Pelas grades do portão da garagem, que agora se assemelha a uma prisão, ele olha a rua deserta. A escola em frente à sua casa está fechada. Outras também.
E é justamente em escolas que ele ganha seu sustento: trabalha, ao lado da esposa, das 6 às 22h de segunda a sexta, administrando duas cantinas. No canto da sala, parte do estoque dos alimentos que seriam vendidos nas lanchonetes estão próximos do vencimento.
Ele está acostumado a ficar praticamente sem renda durante as férias, mas essas férias logo em março o deixaram sem planejamento. “Estou me sentindo perdido”, confessa. O prejuízo financeiro é alto e o pegou em meio a uma reforma de sua casa. “Como vamos continuar, se não sabemos como tudo isso vai ficar?”.
Se lembra da frase da Serenidade: “Senhor, conceda-me a serenidade para aceitar aquilo que não posso mudar, a coragem para mudar o que me for possível e a sabedoria para saber discernir entre as duas. Vivendo um dia de cada vez….”

A guia de turismo Luciana Daldon, 37 anos, observa os frutos do seu quintal, no bairro Potiguara. Eles tem seu tempo. É preciso paciência. Ali próximo, sua mala de viagem está vazia. Não há partida nem chegada. Chegada apenas dos boletos: água, luz, IPTU, cartão de crédito. Eles também não tem destino certo, pois a única fonte de renda de Luciana cessou. Não há um plano B.

Vivendo sozinha, ela se preparava para uma rotina sem rotina e com muito trabalho: teatros em São Paulo, acompanhamento de escolas em projetos pedagógicos, roteiros culturais em cidades da região, além de praias e montanhas em São Paulo, Rio de Janeiro e Minas Gerais.

Seus territórios foram limitados ao seu quintal. Ela tira selfie, canta, toca violão. Mantem a resiliência, enquanto espera que o Coronavírus termine de carimbar este passaporte e pare com esse roteiro mundial de fazer inveja pra qualquer guia de turismo: já são mais de 170 países.

A promotora de eventos Solange Andreazza, mais conhecida como Sol, é dessas arianas legítimas, que correm atrás, que fazem acontecer. Porém, se vê em um momento de pausa forçada. Respira fundo, segurando a ansiedade de saber que toda sua proatividade agora de pouco vale.

No celular, as notícias criam vida própria. Parecem tentáculos lhes amassando os ossos. Ela sorri, fingindo que está tudo bem. Respira fundo, vai passar. Sempre foi forte, sempre passou. A filha de dez anos se espelha nela. E também aguarda dela a renda para seu sustento.
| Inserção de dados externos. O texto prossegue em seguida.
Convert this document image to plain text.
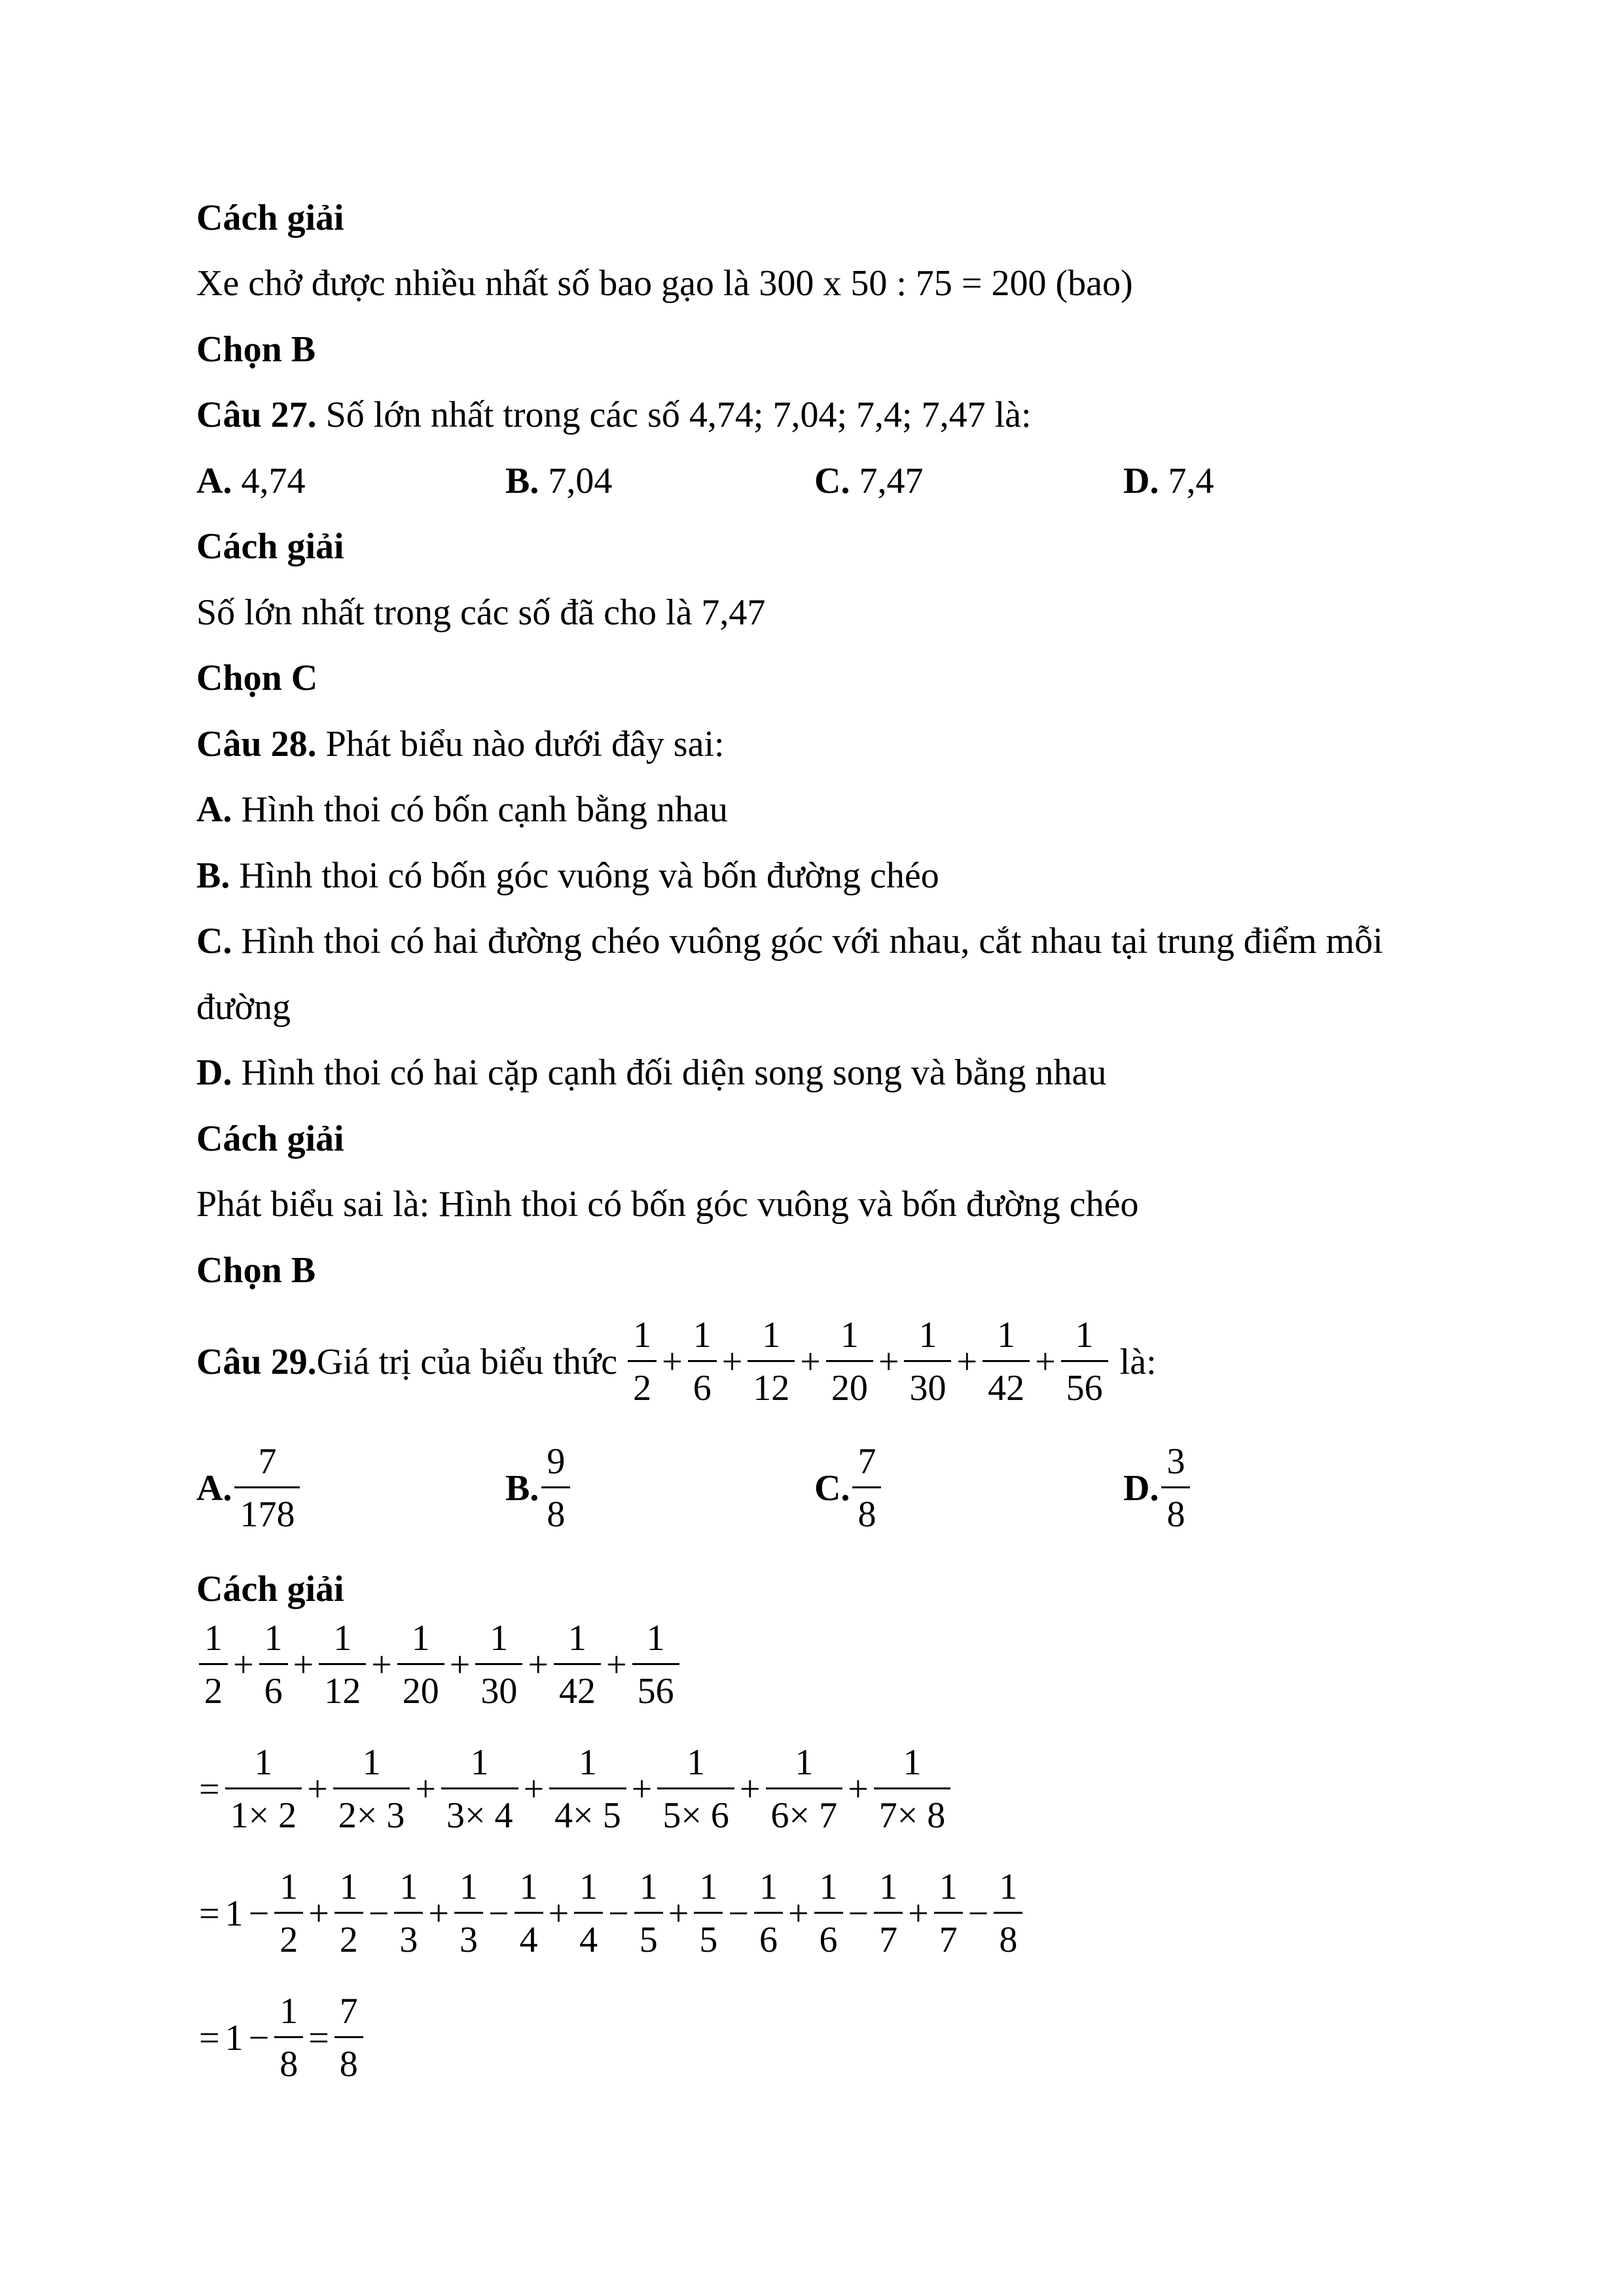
Cách giải
Xe chở được nhiều nhất số bao gạo là 300 x 50 : 75 = 200 (bao)
Chọn B
Câu 27. Số lớn nhất trong các số 4,74; 7,04; 7,4; 7,47 là:
A. 4,74	B. 7,04	C. 7,47	D. 7,4
Cách giải
Số lớn nhất trong các số đã cho là 7,47
Chọn C
Câu 28. Phát biểu nào dưới đây sai:
A. Hình thoi có bốn cạnh bằng nhau
B. Hình thoi có bốn góc vuông và bốn đường chéo
C. Hình thoi có hai đường chéo vuông góc với nhau, cắt nhau tại trung điểm mỗi
đường
D. Hình thoi có hai cặp cạnh đối diện song song và bằng nhau
Cách giải
Phát biểu sai là: Hình thoi có bốn góc vuông và bốn đường chéo
Chọn B
Câu 29. Giá trị của biểu thức $\frac{1}{2} + \frac{1}{6} + \frac{1}{12} + \frac{1}{20} + \frac{1}{30} + \frac{1}{42} + \frac{1}{56}$ là:
A. $\frac{7}{178}$	B. $\frac{9}{8}$	C. $\frac{7}{8}$	D. $\frac{3}{8}$
Cách giải
$\frac{1}{2} + \frac{1}{6} + \frac{1}{12} + \frac{1}{20} + \frac{1}{30} + \frac{1}{42} + \frac{1}{56}$
= $\frac{1}{1\times 2} + \frac{1}{2\times 3} + \frac{1}{3\times 4} + \frac{1}{4\times 5} + \frac{1}{5\times 6} + \frac{1}{6\times 7} + \frac{1}{7\times 8}$
= $1 - \frac{1}{2} + \frac{1}{2} - \frac{1}{3} + \frac{1}{3} - \frac{1}{4} + \frac{1}{4} - \frac{1}{5} + \frac{1}{5} - \frac{1}{6} + \frac{1}{6} - \frac{1}{7} + \frac{1}{7} - \frac{1}{8}$
= $1 - \frac{1}{8} = \frac{7}{8}$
Essa renda agora está suspensa. Pois além de ser responsável por Elis, ela é responsável por centenas de pessoas que nos últimos anos compareceram aos eventos que promoveu. Todos cancelados, por tempo indeterminado. Dos eventos grandes aos pequenos. Um encontro de mulheres, palestras, eventos culturais e um congressos. Como diria Raul Seixas, que toca em seu play list: “… a terra parou, parou! “Estou apenas home office na pré-produção desses eventos que deverão acontecer apenas no segundo semestre. Até lá, serão meses difíceis, mas é a responsabilidade para com a saúde das pessoas, o resto, quando passar esse momento, porque ele vai passar, a gente corre atrás…”

O ator Juliano Mazurchi, 43 anos, observa seu filho Gael, de 3 anos, brincar no quintal, enquanto sua filha Cora se mexe na barriga da esposa Charlene. No aconchego familiar, ele tenta afastar as dúvidas de tempos tumultuados.
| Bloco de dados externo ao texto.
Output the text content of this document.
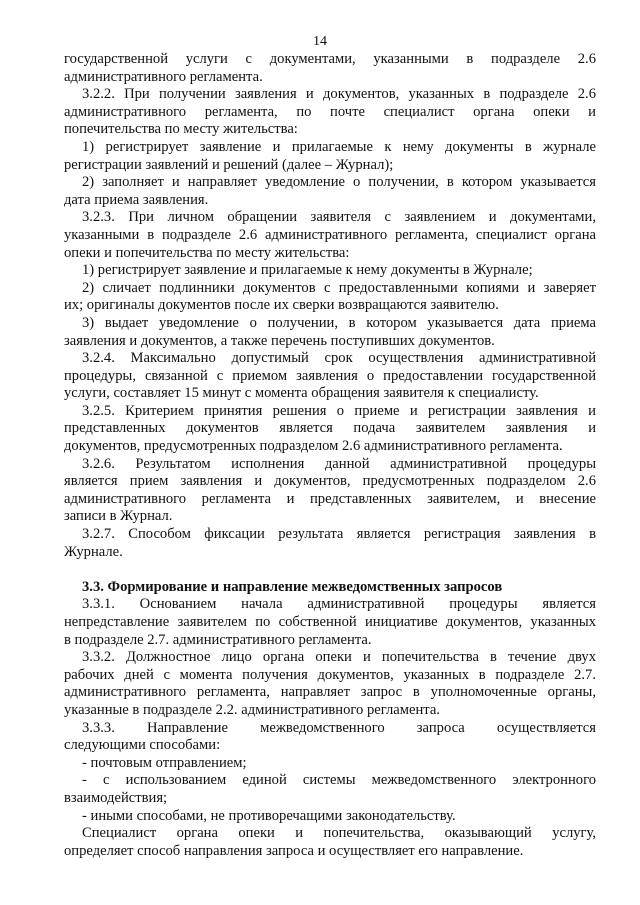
14

государственной услуги с документами, указанными в подразделе 2.6
административного регламента.

3.2.2. При получении заявления и документов, указанных в подразделе 2.6
административного регламента, по почте специалист органа опеки и
попечительства по месту жительства:

1) регистрирует заявление и прилагаемые к нему документы в журнале
регистрации заявлений и решений (далее – Журнал);

2) заполняет и направляет уведомление о получении, в котором указывается
дата приема заявления.

3.2.3. При личном обращении заявителя с заявлением и документами,
указанными в подразделе 2.6 административного регламента, специалист органа
опеки и попечительства по месту жительства:

1) регистрирует заявление и прилагаемые к нему документы в Журнале;

2) сличает подлинники документов с предоставленными копиями и заверяет
их; оригиналы документов после их сверки возвращаются заявителю.

3) выдает уведомление о получении, в котором указывается дата приема
заявления и документов, а также перечень поступивших документов.

3.2.4. Максимально допустимый срок осуществления административной
процедуры, связанной с приемом заявления о предоставлении государственной
услуги, составляет 15 минут с момента обращения заявителя к специалисту.

3.2.5. Критерием принятия решения о приеме и регистрации заявления и
представленных документов является подача заявителем заявления и
документов, предусмотренных подразделом 2.6 административного регламента.

3.2.6. Результатом исполнения данной административной процедуры
является прием заявления и документов, предусмотренных подразделом 2.6
административного регламента и представленных заявителем, и внесение
записи в Журнал.

3.2.7. Способом фиксации результата является регистрация заявления в
Журнале.

3.3. Формирование и направление межведомственных запросов

3.3.1. Основанием начала административной процедуры является
непредставление заявителем по собственной инициативе документов, указанных
в подразделе 2.7. административного регламента.

3.3.2. Должностное лицо органа опеки и попечительства в течение двух
рабочих дней с момента получения документов, указанных в подразделе 2.7.
административного регламента, направляет запрос в уполномоченные органы,
указанные в подразделе 2.2. административного регламента.

3.3.3. Направление межведомственного запроса осуществляется
следующими способами:

- почтовым отправлением;

- с использованием единой системы межведомственного электронного
взаимодействия;

- иными способами, не противоречащими законодательству.

Специалист органа опеки и попечительства, оказывающий услугу,
определяет способ направления запроса и осуществляет его направление.
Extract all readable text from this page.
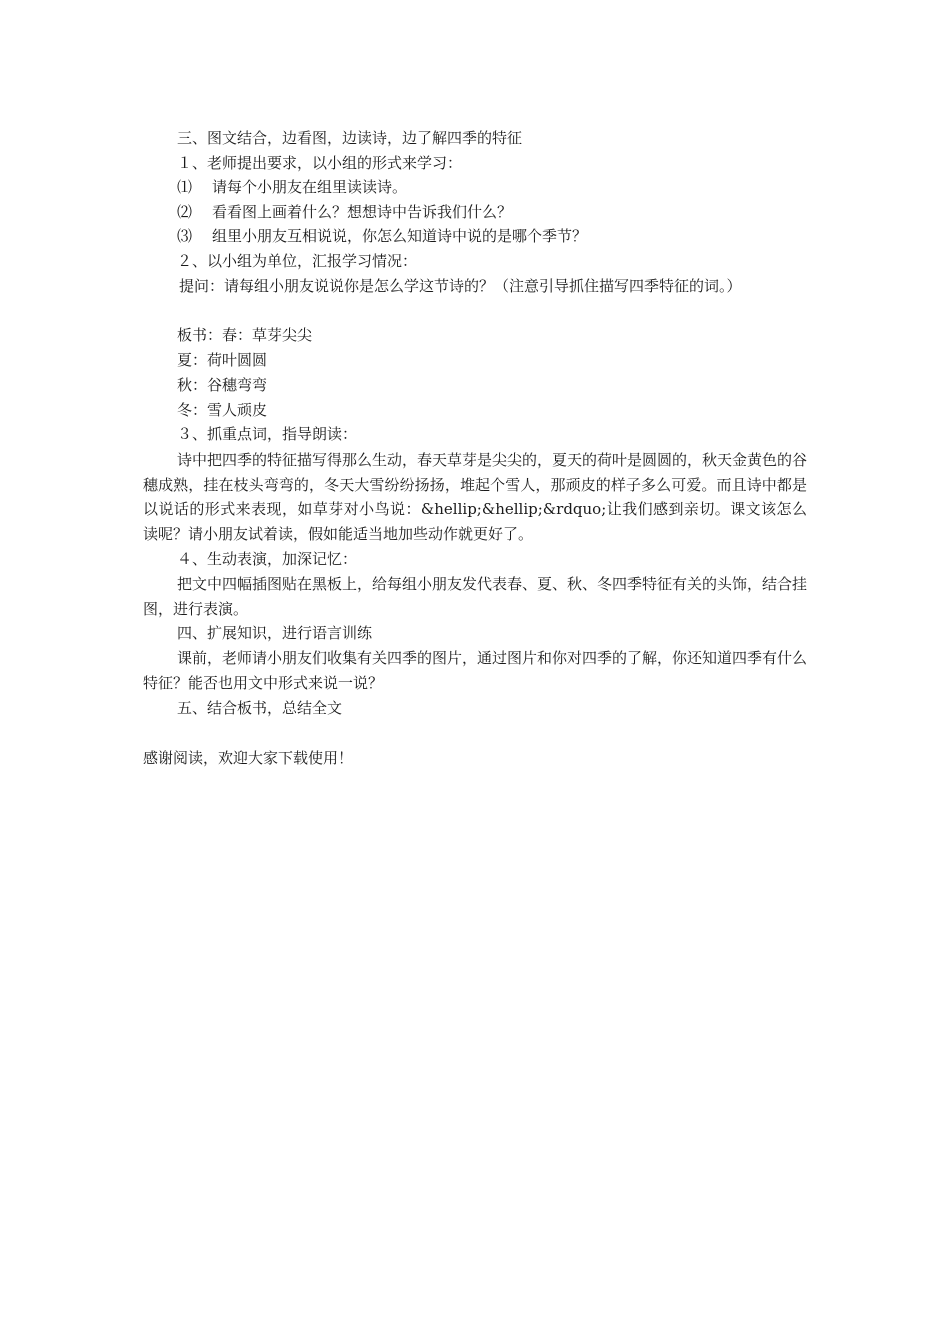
三、图文结合，边看图，边读诗，边了解四季的特征
１、老师提出要求，以小组的形式来学习：
⑴ 请每个小朋友在组里读读诗。
⑵ 看看图上画着什么？想想诗中告诉我们什么？
⑶ 组里小朋友互相说说，你怎么知道诗中说的是哪个季节？
２、以小组为单位，汇报学习情况：
提问：请每组小朋友说说你是怎么学这节诗的？（注意引导抓住描写四季特征的词。）
板书：春：草芽尖尖
夏：荷叶圆圆
秋：谷穗弯弯
冬：雪人顽皮
３、抓重点词，指导朗读：
诗中把四季的特征描写得那么生动，春天草芽是尖尖的，夏天的荷叶是圆圆的，秋天金黄色的谷穗成熟，挂在枝头弯弯的，冬天大雪纷纷扬扬，堆起个雪人，那顽皮的样子多么可爱。而且诗中都是以说话的形式来表现，如草芽对小鸟说：&hellip;&hellip;&rdquo;让我们感到亲切。课文该怎么读呢？请小朋友试着读，假如能适当地加些动作就更好了。
４、生动表演，加深记忆：
把文中四幅插图贴在黑板上，给每组小朋友发代表春、夏、秋、冬四季特征有关的头饰，结合挂图，进行表演。
四、扩展知识，进行语言训练
课前，老师请小朋友们收集有关四季的图片，通过图片和你对四季的了解，你还知道四季有什么特征？能否也用文中形式来说一说？
五、结合板书，总结全文
感谢阅读，欢迎大家下载使用！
Em cartaz em um teatro em São Paulo e um dos responsáveis pelo Teatro Nósmesmos, em Itu, viu, abruptamente, os eventos serem cancelados. Cortinas fechadas. Escuro. Silêncio. Até quando?
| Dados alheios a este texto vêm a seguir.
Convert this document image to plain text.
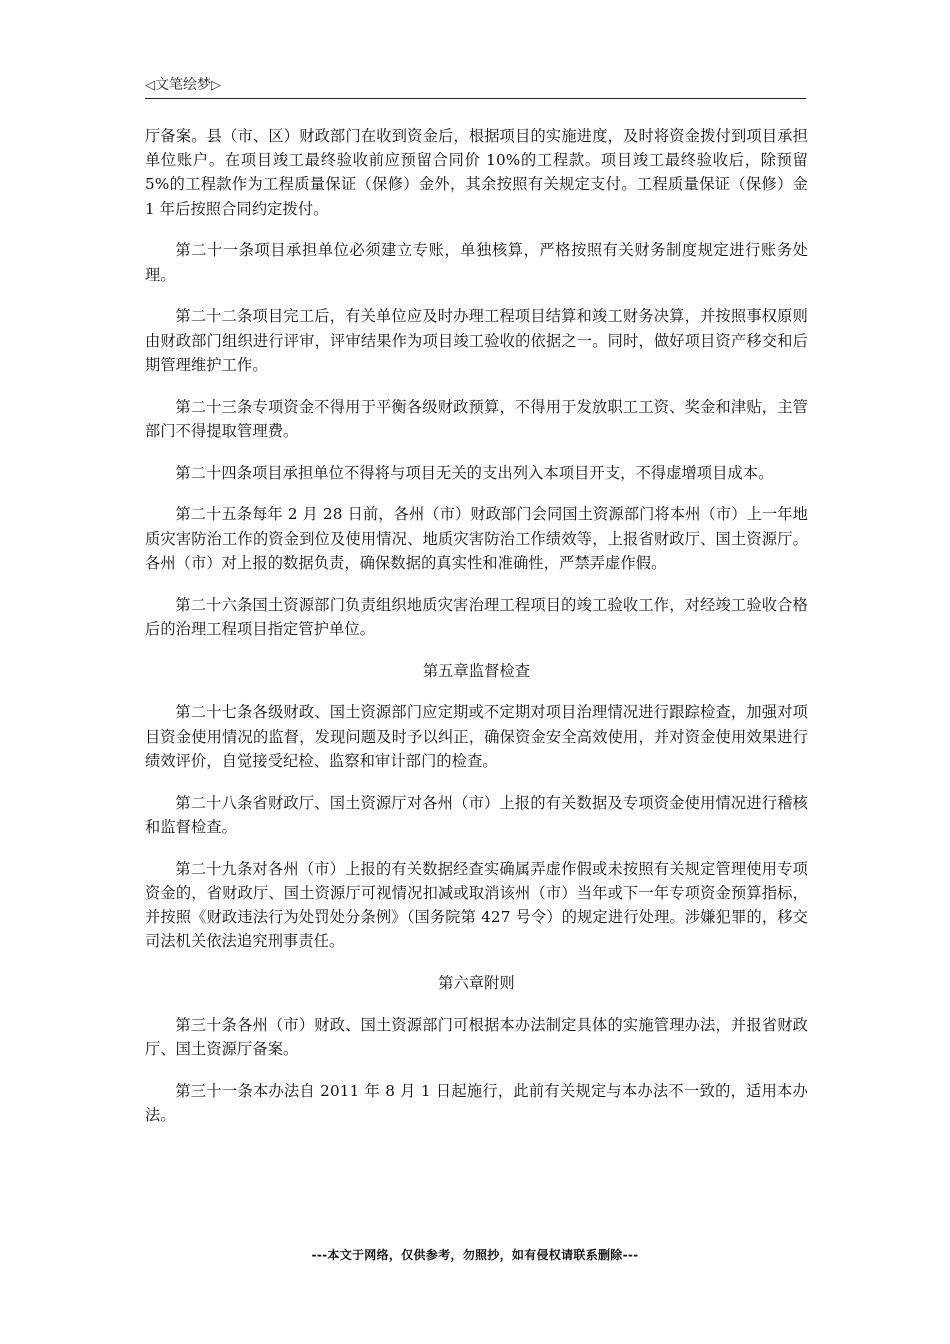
◁文笔绘梦▷

厅备案。县（市、区）财政部门在收到资金后，根据项目的实施进度，及时将资金拨付到项目承担单位账户。在项目竣工最终验收前应预留合同价 10%的工程款。项目竣工最终验收后，除预留 5%的工程款作为工程质量保证（保修）金外，其余按照有关规定支付。工程质量保证（保修）金 1 年后按照合同约定拨付。

第二十一条项目承担单位必须建立专账，单独核算，严格按照有关财务制度规定进行账务处理。

第二十二条项目完工后，有关单位应及时办理工程项目结算和竣工财务决算，并按照事权原则由财政部门组织进行评审，评审结果作为项目竣工验收的依据之一。同时，做好项目资产移交和后期管理维护工作。

第二十三条专项资金不得用于平衡各级财政预算，不得用于发放职工工资、奖金和津贴，主管部门不得提取管理费。

第二十四条项目承担单位不得将与项目无关的支出列入本项目开支，不得虚增项目成本。

第二十五条每年 2 月 28 日前，各州（市）财政部门会同国土资源部门将本州（市）上一年地质灾害防治工作的资金到位及使用情况、地质灾害防治工作绩效等，上报省财政厅、国土资源厅。各州（市）对上报的数据负责，确保数据的真实性和准确性，严禁弄虚作假。

第二十六条国土资源部门负责组织地质灾害治理工程项目的竣工验收工作，对经竣工验收合格后的治理工程项目指定管护单位。

第五章监督检查

第二十七条各级财政、国土资源部门应定期或不定期对项目治理情况进行跟踪检查，加强对项目资金使用情况的监督，发现问题及时予以纠正，确保资金安全高效使用，并对资金使用效果进行绩效评价，自觉接受纪检、监察和审计部门的检查。

第二十八条省财政厅、国土资源厅对各州（市）上报的有关数据及专项资金使用情况进行稽核和监督检查。

第二十九条对各州（市）上报的有关数据经查实确属弄虚作假或未按照有关规定管理使用专项资金的，省财政厅、国土资源厅可视情况扣减或取消该州（市）当年或下一年专项资金预算指标，并按照《财政违法行为处罚处分条例》（国务院第 427 号令）的规定进行处理。涉嫌犯罪的，移交司法机关依法追究刑事责任。

第六章附则

第三十条各州（市）财政、国土资源部门可根据本办法制定具体的实施管理办法，并报省财政厅、国土资源厅备案。

第三十一条本办法自 2011 年 8 月 1 日起施行，此前有关规定与本办法不一致的，适用本办法。

---本文于网络，仅供参考，勿照抄，如有侵权请联系删除---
Na cochia, ele observa o desenrolar de um enredo da vida real, onde só lhe resta acreditar em um final feliz.  As aulas também foram suspensas, afinal, se tem algo que aluno de teatro faz é abraçar, beijar, tocar. Agora, toque apenas nos familiares mais próximos.

“Hoje nossa rotina de trabalhado é voltada apenas a produção administrativa. Estamos formulando conteúdos para darmos aulas à distância”, conta. Os prejuízos financeiros ainda não foram contabilizados. “Existe um questão maior envolvida que supera qualquer preocupação financeira: a vida”, conclui, enquanto Cora concorda, dando um chute na barriga da mãe. Cora, mundão louco esse no qual você vai chegar!